Is an IT model where third-party providers such as Amazon Web Services (AWS), Google Cloud Platform or Microsoft Azure, offer infrastructure and services to the general public over the internet. 

Some of the cloud-based services include infrastructure as a service (IaaS), platform as a service (PaaS), or software as a service (Saas) and these are billed based on the actual usage of the CPU, memory, storage, or network bandwidth consumed.

The user has the advantage of not having to host these services on site in their own data center, saving maintenance costs. 

Private Cloud

Private cloud could be managed internally or by a third party, and hosted either in company managed DC or externally in a collocated fashion.
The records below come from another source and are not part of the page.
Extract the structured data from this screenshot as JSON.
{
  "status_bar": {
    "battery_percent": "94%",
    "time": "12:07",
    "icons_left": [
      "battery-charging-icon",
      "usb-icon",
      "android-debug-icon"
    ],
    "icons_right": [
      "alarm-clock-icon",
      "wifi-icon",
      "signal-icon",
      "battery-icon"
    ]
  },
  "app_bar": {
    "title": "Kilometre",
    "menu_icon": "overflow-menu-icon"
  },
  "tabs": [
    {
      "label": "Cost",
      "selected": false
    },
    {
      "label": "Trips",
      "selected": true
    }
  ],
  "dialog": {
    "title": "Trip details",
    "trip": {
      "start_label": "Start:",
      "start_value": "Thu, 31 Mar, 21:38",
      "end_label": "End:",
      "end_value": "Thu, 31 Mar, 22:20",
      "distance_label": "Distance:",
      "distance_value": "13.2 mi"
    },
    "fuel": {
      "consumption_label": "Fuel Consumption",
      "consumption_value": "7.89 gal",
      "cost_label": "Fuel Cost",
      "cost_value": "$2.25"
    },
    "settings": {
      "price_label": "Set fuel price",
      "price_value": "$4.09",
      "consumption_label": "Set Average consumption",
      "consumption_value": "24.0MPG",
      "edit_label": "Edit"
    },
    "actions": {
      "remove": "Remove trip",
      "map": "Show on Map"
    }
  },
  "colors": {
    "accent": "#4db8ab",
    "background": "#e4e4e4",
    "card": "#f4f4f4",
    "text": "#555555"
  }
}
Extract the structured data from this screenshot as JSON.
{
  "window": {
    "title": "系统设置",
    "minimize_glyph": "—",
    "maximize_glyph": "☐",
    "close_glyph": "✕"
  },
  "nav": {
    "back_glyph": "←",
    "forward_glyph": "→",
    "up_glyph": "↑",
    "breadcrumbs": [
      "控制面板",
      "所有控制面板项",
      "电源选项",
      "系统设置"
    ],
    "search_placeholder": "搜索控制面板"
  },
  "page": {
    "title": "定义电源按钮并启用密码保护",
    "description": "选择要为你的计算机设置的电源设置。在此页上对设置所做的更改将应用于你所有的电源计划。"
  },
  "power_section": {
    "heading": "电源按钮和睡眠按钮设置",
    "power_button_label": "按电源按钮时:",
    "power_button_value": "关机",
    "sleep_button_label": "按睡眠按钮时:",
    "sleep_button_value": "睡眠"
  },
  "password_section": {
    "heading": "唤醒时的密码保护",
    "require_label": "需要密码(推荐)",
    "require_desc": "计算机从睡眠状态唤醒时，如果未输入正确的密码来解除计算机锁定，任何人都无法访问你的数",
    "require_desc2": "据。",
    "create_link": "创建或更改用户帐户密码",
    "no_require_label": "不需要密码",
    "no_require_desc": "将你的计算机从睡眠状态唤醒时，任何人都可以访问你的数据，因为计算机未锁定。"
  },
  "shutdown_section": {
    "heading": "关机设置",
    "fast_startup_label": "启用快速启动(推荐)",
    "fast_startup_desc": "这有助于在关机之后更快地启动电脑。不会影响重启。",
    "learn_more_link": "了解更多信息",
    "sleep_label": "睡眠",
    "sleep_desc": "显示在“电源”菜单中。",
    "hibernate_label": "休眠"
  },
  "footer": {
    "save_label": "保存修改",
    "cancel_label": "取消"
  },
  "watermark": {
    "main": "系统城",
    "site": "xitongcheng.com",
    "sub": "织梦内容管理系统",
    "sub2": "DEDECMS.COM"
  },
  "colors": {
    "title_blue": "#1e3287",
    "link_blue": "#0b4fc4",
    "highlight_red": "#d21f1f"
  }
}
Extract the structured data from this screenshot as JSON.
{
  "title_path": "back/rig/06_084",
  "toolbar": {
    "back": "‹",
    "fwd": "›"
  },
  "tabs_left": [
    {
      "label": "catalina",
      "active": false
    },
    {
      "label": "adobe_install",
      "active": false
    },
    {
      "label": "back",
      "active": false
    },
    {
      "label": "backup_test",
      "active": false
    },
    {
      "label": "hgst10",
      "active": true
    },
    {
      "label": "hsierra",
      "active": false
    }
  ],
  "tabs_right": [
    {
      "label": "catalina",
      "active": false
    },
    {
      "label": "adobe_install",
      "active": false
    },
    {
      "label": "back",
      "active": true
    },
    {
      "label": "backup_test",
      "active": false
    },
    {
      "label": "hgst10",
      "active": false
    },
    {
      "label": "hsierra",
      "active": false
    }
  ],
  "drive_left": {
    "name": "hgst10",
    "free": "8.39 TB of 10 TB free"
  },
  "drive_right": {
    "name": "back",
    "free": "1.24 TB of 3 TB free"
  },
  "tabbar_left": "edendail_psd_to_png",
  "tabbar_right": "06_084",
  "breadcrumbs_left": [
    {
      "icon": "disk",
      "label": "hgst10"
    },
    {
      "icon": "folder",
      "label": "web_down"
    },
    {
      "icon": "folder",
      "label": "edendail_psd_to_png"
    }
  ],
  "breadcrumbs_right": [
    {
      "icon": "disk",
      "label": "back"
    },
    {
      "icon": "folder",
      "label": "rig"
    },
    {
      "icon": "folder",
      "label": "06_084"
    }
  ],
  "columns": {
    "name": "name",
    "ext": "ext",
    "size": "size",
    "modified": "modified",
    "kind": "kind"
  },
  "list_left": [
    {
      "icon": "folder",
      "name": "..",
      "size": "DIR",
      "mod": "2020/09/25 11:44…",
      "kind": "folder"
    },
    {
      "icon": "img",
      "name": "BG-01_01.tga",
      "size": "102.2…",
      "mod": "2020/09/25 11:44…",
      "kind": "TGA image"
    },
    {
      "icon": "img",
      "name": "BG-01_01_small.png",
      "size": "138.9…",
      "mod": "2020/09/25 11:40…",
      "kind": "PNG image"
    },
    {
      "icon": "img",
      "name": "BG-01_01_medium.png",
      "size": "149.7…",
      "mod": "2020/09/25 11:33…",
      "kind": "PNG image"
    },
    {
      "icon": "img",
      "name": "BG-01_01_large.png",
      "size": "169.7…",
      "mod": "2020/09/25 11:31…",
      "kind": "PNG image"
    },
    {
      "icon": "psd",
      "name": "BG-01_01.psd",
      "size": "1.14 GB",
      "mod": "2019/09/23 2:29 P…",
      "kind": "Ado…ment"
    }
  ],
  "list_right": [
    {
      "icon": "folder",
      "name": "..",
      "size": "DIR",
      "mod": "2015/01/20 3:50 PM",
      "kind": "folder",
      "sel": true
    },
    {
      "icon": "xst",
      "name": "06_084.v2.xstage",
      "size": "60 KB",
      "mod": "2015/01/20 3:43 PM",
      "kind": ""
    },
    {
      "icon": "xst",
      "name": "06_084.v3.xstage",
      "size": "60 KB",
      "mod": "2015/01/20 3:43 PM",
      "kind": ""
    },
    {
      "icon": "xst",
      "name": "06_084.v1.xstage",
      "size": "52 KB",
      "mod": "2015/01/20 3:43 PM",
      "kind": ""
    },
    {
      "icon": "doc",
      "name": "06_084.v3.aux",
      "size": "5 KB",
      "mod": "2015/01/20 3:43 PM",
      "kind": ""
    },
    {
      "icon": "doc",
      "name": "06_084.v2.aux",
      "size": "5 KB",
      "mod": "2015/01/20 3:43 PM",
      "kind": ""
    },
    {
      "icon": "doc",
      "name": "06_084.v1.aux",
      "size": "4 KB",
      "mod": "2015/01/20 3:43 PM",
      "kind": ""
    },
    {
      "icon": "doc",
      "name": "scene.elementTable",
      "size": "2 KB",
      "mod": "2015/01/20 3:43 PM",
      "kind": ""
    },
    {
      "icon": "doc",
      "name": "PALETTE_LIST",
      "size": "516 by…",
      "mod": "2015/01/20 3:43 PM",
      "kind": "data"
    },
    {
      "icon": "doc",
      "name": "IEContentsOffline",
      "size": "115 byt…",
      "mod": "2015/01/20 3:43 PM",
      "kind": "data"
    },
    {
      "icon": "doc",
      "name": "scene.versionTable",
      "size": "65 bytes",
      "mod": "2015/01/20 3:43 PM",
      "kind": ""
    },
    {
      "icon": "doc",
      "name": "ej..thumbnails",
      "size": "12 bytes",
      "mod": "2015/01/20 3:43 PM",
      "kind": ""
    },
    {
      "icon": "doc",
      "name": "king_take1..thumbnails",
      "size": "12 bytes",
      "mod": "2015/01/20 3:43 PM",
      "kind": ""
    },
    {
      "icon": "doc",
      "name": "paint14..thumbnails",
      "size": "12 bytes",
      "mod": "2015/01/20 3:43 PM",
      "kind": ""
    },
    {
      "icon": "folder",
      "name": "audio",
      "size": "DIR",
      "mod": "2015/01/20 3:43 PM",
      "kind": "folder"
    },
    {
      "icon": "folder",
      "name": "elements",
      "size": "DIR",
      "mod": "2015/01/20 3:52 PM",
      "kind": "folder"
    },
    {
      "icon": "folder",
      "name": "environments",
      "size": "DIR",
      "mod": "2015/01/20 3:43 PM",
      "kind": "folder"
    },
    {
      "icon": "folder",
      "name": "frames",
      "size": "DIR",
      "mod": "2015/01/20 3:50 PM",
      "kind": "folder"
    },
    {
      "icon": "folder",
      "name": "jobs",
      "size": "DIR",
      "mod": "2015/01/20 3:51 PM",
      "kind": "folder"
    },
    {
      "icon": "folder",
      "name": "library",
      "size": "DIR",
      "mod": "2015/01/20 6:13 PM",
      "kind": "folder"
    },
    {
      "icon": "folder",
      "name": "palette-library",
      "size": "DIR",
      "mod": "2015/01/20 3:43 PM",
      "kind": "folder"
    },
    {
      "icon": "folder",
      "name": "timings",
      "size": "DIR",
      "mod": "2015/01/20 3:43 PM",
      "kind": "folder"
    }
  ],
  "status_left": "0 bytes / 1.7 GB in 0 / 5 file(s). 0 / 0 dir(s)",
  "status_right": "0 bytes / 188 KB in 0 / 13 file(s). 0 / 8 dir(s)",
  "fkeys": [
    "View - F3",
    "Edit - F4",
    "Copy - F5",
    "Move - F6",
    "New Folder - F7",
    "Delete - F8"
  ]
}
It is not a publicly available Cloud platform. 

Private clouds usually have more specific security controls than a public cloud and are thought for businesses and organizations that manage sensitive data (e.g. medical offices, banking institutions) and therefore need their data to be more secure and in some cases also meet their regulatory compliance requirements. 

One of the main advantages of private cloud is having all the benefits of cloud computing (e.g. elasticity, scalability, ease of service delivery) without having to compromise security. Other advantages include the access control and freedom to customize software and hardware.

Hybrid Cloud

Hybrid Cloud combines two or more different types of clouds such as public cloud, private cloud and on-premises infrastructure. This offers the benefits of multiple deployment models and allows a greater elasticity, yet adds complexity.

This model  makes it possible to have one unified distributed computing environment that is flexible and allows organizations to optimize the productivity of developers and the cost of the IT-infrastructure..

Multi Cloud

Combines different clouds of the same type, typically from different providers. For instance, an enterprise running applications on platform-as-a-service (PaaS) or infrastructure-as-a-service (IaaS) from multiple cloud service providers, such as Amazon Web Services (AWS), Google Cloud Platform or Microsoft Azure.

Multicloud solutions are usually built on open-source, cloud-native technologies that are supported by all public cloud providers (e.g. Kubernetes).

This model  makes it possible to have one unified distributed computing environment that is flexible and allows organizations to optimize performance, control costs, and leverage the best cloud technologies available.